Silver continued its rally, rising 7%, reclaiming levels above $85.
Why can gold continue to rebound?
Falling from $5,600 last Friday to $4,400 on Monday, gold dropped over 20%. This plunge washed out leverage and created buying opportunities.
Long-term investors and central banks bought the dip. After surging 6% yesterday, it continued rising today, indicating very determined buying.
The US Dollar Index fell today, providing support for gold. The Renminbi rose to a 2.5-year high against the dollar, also reflecting broad dollar weakness.
Gold's long-term target remains unchanged
Mainstream Wall Street institutions remain bullish:
JPMorgan: Year-end target $6,300
- Deutsche Bank: Year-end target $6,000
Near the current $5,000, there's still over 20% upside potential.
The Market's Deep Logic: Fears of an AI Bubble Burst?
Today's market moves exposed a core problem: The pace of AI commercial monetization is seriously lagging behind the growth in capital expenditure.
AMD's problem isn't that revenue growth is too slow (26% YoY growth is already strong), but that costs are out of control. To stay competitive in the AI race, AMD is burning cash疯狂烧钱, but the market is starting to question: Can this money bring corresponding returns?
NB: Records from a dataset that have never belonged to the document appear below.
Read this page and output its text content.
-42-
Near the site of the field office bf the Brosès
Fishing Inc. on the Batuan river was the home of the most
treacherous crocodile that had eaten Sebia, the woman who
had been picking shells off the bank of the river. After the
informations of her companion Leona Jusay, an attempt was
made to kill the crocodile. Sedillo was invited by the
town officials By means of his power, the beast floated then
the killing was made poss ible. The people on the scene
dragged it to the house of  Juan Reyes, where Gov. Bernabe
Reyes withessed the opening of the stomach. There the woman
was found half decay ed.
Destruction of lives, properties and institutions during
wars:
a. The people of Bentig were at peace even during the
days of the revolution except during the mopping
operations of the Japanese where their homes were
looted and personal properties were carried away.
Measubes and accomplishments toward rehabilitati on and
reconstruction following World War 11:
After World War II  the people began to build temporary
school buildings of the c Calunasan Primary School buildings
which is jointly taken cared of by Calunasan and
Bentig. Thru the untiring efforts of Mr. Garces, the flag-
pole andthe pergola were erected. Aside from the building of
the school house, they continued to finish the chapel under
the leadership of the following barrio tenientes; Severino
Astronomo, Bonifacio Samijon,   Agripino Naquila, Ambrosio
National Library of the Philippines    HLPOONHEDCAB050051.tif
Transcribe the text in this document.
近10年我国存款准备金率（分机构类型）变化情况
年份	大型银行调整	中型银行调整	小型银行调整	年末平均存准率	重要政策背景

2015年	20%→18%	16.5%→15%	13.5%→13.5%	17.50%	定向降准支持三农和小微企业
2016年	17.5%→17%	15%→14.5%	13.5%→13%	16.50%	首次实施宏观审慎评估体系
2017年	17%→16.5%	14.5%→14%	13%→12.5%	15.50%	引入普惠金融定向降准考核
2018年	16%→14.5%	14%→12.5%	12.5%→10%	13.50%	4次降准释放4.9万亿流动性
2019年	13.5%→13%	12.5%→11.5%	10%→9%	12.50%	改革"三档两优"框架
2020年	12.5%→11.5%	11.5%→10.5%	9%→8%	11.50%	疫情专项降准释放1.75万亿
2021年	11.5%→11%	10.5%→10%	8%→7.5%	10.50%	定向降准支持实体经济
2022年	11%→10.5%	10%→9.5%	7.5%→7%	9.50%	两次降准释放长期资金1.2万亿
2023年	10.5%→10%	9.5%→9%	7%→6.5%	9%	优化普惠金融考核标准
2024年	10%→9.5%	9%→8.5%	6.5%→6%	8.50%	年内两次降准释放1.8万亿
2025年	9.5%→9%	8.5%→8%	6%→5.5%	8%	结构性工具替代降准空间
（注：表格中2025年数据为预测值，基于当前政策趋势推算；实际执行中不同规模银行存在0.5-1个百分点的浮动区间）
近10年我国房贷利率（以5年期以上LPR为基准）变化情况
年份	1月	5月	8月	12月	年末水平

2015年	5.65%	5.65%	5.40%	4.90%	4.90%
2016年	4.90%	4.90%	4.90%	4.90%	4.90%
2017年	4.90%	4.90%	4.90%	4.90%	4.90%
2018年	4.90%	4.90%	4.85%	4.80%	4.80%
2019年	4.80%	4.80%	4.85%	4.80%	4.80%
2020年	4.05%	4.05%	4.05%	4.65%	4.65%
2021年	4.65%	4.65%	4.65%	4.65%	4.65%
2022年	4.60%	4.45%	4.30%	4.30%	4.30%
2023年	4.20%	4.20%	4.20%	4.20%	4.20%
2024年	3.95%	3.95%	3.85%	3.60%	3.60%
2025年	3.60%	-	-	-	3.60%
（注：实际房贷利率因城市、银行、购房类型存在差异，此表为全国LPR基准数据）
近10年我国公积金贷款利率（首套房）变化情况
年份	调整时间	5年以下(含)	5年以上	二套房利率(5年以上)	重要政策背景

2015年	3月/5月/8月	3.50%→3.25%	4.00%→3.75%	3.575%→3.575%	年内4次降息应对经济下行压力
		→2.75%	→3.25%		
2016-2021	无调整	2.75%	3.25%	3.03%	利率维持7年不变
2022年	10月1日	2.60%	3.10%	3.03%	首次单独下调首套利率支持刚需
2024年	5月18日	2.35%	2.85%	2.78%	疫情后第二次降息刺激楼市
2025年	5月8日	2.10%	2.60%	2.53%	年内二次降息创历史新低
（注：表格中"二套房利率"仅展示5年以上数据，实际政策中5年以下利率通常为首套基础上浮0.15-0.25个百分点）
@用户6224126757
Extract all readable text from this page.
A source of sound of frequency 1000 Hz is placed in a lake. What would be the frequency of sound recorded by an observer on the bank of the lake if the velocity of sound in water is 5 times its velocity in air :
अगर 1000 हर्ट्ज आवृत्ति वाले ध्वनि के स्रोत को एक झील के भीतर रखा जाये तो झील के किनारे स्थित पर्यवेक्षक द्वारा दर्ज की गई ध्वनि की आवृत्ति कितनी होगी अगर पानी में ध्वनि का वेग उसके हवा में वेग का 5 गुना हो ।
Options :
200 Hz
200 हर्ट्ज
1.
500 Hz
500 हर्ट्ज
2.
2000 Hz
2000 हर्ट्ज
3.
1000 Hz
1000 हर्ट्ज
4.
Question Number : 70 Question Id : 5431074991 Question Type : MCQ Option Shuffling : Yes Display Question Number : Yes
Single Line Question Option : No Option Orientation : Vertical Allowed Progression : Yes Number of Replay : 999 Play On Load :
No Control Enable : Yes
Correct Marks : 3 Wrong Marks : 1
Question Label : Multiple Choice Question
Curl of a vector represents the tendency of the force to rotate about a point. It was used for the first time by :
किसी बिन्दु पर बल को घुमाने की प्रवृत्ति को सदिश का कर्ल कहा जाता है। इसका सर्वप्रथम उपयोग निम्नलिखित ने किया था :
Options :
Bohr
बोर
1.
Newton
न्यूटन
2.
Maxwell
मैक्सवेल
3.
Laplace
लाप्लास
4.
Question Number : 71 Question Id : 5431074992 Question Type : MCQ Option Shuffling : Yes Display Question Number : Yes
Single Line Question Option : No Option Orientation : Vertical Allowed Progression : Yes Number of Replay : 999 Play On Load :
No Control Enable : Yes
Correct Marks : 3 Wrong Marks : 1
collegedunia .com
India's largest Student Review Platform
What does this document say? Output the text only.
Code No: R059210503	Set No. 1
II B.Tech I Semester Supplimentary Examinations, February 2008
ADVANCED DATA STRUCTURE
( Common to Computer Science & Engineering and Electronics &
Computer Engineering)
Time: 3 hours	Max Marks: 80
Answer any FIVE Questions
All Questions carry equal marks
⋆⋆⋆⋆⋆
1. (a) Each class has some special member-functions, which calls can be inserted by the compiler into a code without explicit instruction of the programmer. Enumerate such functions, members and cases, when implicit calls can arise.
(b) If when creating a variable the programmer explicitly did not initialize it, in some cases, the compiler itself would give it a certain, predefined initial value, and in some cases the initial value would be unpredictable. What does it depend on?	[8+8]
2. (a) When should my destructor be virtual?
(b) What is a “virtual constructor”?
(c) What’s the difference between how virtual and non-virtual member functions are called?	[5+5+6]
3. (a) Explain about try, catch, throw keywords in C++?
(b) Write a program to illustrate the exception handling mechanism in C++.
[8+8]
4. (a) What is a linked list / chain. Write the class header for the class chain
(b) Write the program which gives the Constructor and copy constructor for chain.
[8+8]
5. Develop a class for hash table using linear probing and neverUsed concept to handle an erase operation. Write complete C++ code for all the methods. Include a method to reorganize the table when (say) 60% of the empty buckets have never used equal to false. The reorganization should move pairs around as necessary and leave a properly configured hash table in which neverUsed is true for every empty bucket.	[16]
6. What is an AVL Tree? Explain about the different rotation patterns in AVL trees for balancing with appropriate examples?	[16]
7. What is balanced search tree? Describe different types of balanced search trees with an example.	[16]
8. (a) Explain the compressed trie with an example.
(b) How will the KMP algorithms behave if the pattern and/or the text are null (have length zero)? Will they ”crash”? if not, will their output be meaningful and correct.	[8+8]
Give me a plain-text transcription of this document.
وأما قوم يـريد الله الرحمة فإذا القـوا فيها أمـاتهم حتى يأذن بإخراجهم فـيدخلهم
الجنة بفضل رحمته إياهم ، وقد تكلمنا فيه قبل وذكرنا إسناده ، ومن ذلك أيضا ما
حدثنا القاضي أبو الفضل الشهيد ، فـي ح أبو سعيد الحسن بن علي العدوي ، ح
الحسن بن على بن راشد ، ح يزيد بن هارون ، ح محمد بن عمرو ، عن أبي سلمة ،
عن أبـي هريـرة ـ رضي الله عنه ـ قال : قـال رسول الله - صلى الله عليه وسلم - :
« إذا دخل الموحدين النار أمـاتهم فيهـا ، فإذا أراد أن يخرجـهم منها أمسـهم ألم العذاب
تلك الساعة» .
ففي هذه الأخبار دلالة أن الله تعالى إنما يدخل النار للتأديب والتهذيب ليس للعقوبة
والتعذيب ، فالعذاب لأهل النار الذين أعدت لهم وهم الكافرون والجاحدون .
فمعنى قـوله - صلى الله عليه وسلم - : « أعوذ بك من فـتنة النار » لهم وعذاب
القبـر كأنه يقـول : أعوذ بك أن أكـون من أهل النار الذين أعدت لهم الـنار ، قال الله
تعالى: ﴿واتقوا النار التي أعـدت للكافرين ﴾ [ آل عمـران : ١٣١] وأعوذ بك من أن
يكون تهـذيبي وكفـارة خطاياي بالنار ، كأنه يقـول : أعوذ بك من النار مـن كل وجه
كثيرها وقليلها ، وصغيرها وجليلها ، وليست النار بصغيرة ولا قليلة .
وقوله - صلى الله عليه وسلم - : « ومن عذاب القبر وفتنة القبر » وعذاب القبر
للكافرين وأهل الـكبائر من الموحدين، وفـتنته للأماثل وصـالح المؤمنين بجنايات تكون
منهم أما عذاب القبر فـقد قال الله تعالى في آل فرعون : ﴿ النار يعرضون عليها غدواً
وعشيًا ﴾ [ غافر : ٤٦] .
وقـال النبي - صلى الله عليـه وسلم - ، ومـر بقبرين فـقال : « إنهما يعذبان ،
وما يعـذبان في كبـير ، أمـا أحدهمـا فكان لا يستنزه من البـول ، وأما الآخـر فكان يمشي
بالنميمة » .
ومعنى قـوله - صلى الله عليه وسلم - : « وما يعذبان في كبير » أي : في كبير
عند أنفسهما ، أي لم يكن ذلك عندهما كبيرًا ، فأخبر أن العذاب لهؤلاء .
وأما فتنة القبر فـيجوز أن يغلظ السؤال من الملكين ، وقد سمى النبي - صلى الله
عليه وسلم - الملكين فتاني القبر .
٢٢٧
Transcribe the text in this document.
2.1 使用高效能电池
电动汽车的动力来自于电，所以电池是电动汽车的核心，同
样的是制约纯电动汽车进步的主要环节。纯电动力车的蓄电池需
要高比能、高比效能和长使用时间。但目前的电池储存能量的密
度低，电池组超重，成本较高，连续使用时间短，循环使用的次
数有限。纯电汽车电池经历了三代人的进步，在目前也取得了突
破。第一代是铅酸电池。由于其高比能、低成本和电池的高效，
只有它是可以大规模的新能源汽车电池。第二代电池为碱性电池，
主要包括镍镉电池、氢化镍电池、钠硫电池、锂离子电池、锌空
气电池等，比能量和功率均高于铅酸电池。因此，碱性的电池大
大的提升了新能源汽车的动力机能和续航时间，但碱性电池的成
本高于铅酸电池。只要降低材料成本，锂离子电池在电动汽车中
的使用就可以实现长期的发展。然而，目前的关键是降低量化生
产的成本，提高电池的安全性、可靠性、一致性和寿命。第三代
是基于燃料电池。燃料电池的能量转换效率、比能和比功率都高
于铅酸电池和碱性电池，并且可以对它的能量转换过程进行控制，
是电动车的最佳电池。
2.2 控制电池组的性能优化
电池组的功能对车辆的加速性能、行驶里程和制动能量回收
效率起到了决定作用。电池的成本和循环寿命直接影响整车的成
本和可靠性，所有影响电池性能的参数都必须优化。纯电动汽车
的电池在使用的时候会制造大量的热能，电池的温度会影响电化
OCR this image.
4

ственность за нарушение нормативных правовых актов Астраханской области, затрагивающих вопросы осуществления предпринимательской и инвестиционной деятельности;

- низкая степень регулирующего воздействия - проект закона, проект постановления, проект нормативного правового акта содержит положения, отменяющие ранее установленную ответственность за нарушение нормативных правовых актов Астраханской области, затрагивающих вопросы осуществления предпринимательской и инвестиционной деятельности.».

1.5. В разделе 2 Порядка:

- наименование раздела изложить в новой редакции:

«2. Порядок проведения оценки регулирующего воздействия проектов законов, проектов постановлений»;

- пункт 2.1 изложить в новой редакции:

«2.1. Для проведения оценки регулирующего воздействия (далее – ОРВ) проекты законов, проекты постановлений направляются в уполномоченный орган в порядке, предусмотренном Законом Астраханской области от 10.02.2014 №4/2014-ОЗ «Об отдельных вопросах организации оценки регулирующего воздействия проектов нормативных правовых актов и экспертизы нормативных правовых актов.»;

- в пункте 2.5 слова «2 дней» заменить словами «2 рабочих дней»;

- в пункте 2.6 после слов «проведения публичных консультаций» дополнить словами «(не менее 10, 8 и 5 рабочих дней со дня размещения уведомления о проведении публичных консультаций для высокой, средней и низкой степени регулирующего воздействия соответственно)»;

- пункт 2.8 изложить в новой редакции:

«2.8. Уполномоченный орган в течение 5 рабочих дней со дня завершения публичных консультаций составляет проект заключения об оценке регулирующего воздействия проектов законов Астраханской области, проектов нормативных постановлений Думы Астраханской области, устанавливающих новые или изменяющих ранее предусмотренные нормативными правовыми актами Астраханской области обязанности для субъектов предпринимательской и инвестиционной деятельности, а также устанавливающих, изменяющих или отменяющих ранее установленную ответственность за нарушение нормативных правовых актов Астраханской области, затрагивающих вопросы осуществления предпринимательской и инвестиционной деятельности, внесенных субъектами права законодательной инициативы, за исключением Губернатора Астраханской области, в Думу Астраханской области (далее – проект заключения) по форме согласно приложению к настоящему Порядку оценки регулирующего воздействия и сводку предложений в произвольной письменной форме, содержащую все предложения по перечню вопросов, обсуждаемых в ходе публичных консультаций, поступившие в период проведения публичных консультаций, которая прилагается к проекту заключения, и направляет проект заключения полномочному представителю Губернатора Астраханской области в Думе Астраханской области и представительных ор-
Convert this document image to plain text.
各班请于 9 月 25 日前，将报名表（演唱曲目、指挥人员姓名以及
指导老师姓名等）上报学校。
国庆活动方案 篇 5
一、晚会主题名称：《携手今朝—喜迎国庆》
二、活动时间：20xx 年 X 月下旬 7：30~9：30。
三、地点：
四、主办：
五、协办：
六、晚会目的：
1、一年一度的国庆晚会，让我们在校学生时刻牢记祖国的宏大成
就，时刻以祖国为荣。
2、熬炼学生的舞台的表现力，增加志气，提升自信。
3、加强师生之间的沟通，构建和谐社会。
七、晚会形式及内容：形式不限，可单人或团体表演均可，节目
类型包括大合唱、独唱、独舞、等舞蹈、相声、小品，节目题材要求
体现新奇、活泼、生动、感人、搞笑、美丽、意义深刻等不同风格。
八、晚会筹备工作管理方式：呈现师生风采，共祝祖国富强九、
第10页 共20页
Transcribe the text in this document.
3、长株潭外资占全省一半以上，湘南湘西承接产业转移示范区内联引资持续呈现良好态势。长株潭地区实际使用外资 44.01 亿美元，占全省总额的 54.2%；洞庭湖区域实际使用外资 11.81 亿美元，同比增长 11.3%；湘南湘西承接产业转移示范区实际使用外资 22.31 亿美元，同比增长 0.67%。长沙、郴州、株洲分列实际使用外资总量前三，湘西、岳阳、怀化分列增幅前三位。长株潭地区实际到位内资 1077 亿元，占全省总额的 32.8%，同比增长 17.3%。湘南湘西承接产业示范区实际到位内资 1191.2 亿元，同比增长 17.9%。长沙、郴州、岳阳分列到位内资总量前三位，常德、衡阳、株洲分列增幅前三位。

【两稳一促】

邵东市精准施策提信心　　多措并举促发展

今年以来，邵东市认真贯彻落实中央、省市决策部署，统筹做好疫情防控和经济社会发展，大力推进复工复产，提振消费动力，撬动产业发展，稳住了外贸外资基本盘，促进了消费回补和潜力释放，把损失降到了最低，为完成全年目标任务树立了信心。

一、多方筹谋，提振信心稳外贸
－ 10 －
If even a core AI chip player like AMD can't control costs, can those downstream AI application companies, software companies, and infrastructure companies actually make money?
Key Events for the Rest of the Week
Thursday - Friday:
- Alphabet (Google) Earnings
- Amazon Earnings
- Initial Jobless Claims (Thursday)
- US-Iran Talks (Friday)
If Google/Amazon earnings disappoint, tech stocks could crash further.
If US-Iran talks break down, escalating geopolitical risks, gold will rise further.